Das SG holte nunmehr auf Antrag des Klägers das Gutachten des Orthopäden Dipl.-Med. A. vom 08.06.2011 ein, der zu dem Ergebnis kam, dass der Kläger nicht nur Einschränkungen in der Lendenwirbelsäule sondern auch - geringere - in Hals- und Brustwirbelsäule habe, die insgesamt mit einem GdB von 40 zu bewerten seien. Weiterhin liege ein chronisches Schmerzsyndrom vor, das sich verstärkend auf die Funktionseinschränkung der Wirbelsäule auswirke. Es sei deshalb ein GdB von 60 gerechtfertigt. Die psychischen Beschwerden könne er nicht beurteilen, insofern müsse ein psychiatrisches Gutachten eingeholt werden. Es sei aber anzunehmen, dass auch diese verstärkend wirkten.
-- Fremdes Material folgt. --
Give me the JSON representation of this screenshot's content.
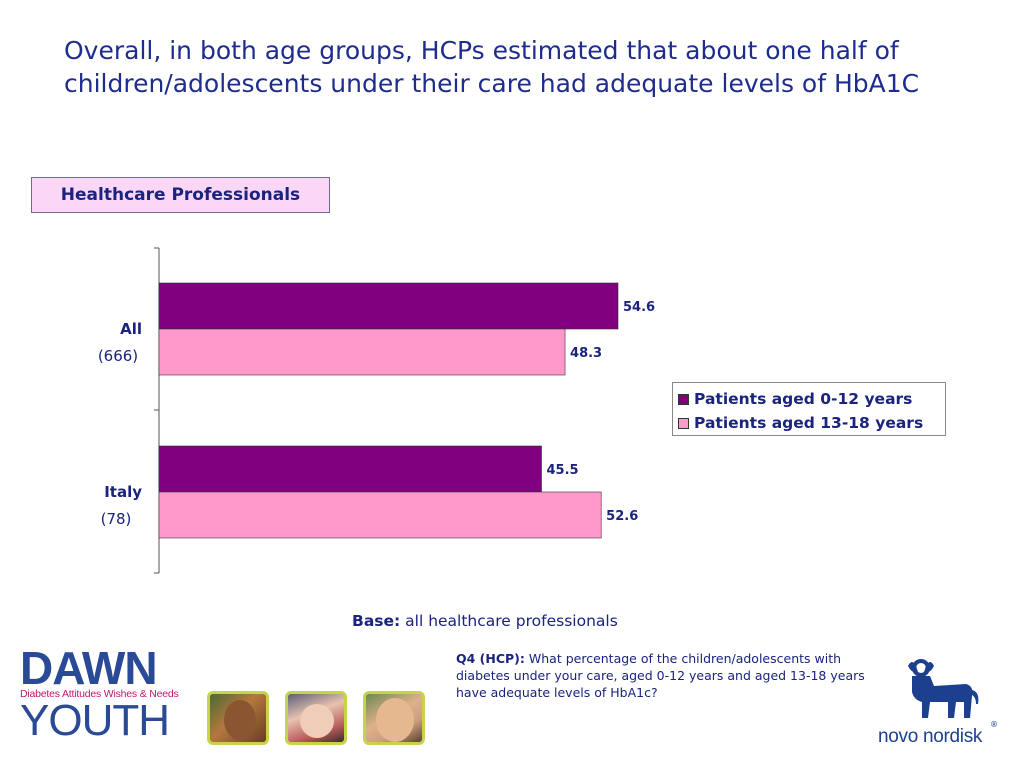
{
  "slide": {
    "title": "Overall, in both age groups, HCPs estimated that about one half of children/adolescents under their care had adequate levels of HbA1C",
    "respondent_box": "Healthcare Professionals",
    "base_label": "Base:",
    "base_text": "all healthcare professionals",
    "question_label": "Q4 (HCP):",
    "question_text": "What percentage of the children/adolescents with diabetes under your care, aged 0-12 years and aged 13-18 years have adequate levels of HbA1c?"
  },
  "logos": {
    "dawn_word": "DAWN",
    "dawn_tagline": "Diabetes Attitudes Wishes & Needs",
    "youth_word": "YOUTH",
    "novo_text": "novo nordisk",
    "novo_reg": "®"
  },
  "chart_data": {
    "type": "bar",
    "orientation": "horizontal",
    "categories": [
      "All",
      "Italy"
    ],
    "category_sublabels": [
      "(666)",
      "(78)"
    ],
    "series": [
      {
        "name": "Patients aged 0-12 years",
        "color": "#800080",
        "values": [
          54.6,
          45.5
        ]
      },
      {
        "name": "Patients aged 13-18 years",
        "color": "#ff99cc",
        "values": [
          48.3,
          52.6
        ]
      }
    ],
    "xlim": [
      0,
      100
    ],
    "legend_position": "right",
    "grid": false,
    "data_labels": true
  }
}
Das beklagte Land ließ das Gutachten durch Dr. B. auswerten (Stellungnahme vom 28.09.2011). Er kam zu dem Ergebnis, dass die von Dipl.-Med. A. angenommenen Werte nicht nachvollziehbar seien. Allerdings ergebe sich aus den bereits vorliegenden Unterlagen, dass beim Kläger eine wahnhafte Psychose bestehe, die schon mehrfach zu Krankenhausaufenthalten in H. geführt habe und deshalb mit einem Einzel-GdB von 40 zu berücksichtigen sei. Außerdem habe Dr. F. in seinem Befund vom 09.12.2009 eine Instabilität der Lendenwirbelsäule mitgeteilt. Insofern könne ab Dezember 2009 für die Wirbelsäule ein GdB von 30 berücksichtigt werden.

Die Beteiligten einigten sich vergleichsweise auf die Feststellung eines GdB von 60 ab April 2009 und 70 ab Dezember 2009.

Aufgrund dieser Tatsachen geht der Senat entgegen der Ansicht des SG im angefochtenen Beschluss davon aus, dass das Gutachten des Dipl.-Med. A. wesentlich dazu beigetragen hat, dass der Beklagten schließlich ein Vergleichsangebot abgegeben hat. Das SG geht zwar zutreffend davon aus, dass Dr. B. sich nicht ausdrücklich auf die Befunde von Dipl.-Med. A., sondern sich vielmehr - zumindest soweit es die orthopädischen Beschwerden betrifft - auf den Befund von Dr. F. bezieht. Der Senat bewertet die Bedeutung des Gutachtens des Dipl.-Med. A. aber insofern als wesentlich, als es dazu geführt hat, dass der ärztliche Dienst des Beklagten im Lichte dieses Gutachtens die weiteren vorliegenden Unterlagen neu bewertet hat und zu einem anderen Ergebnis gekommen ist. Dipl.-Med. A. beschrieb eine chronische Schmerzentwicklung im Rahmen der nach Bandscheibenoperationen in dem Segment des Lendenwirbelkörpers 4/5 ausgelösten Funktionsstörung. Hierauf stellt aber Dr. B. maßgeblich ab, wenn für seine neue Bewertung des Teil-GdB die Instabilität bei L3/4 und L4/5 mit chronischem Schmerzsyndrom wegen narbiger Veränderungen in diesem Bereich herangezogen werden. Insofern hat das Gutachten des Dipl.-Med. A. die Sachlage neu dargestellt und bewertet sowie eine Erhöhung des Einzel-GdB für die Wirbelsäule auf 30 und des Gesamt-GdB auf 70 bewirkt.

Die Kostenentscheidung beruht auf einer entsprechenden Anwendung von § 193 SGG (ebenso Leitherer in Meyer-Ladewig/Keller/Leitherer, SGG, 9. Aufl., § 176 RdNr. 5a m.w.N.). Im Verfahren zur nachträglichen Kostenübernahme eines nach § 109 SGG eingeholten Gutachtens ist der Beklagte des Hauptsacheverfahrens nicht beteiligt. Im mit nur einem Verfahrensbeteiligten ausgestalteten Rechtsbehelfsverfahren - vergleichbar mit Rechtsbehelfsverfahren gegen ein Ordnungsmittel - entspricht bei erfolgreicher Beschwerde die ausgesprochene Kostenfolge billigem Ermessen (ständige Senatsrechtsprechung, vgl. zuletzt Beschluss vom 14.01.2013 - L 8 SB 4705/12 B, vom 19.10.2011 - L 8 SB 3043/11, vom 25.08.2009 - L 8 SB 2542/08 - unveröffentlicht; ebenso der 13. Senat, Beschluss vom 06.05.2009 - L 13 R 339/09 KO-B -, veröffentlicht in www.sozialgerichtsbarkeit.de und juris).

Dieser Beschluss ist nicht mit der Beschwerde anfechtbar (§ 177 SGG).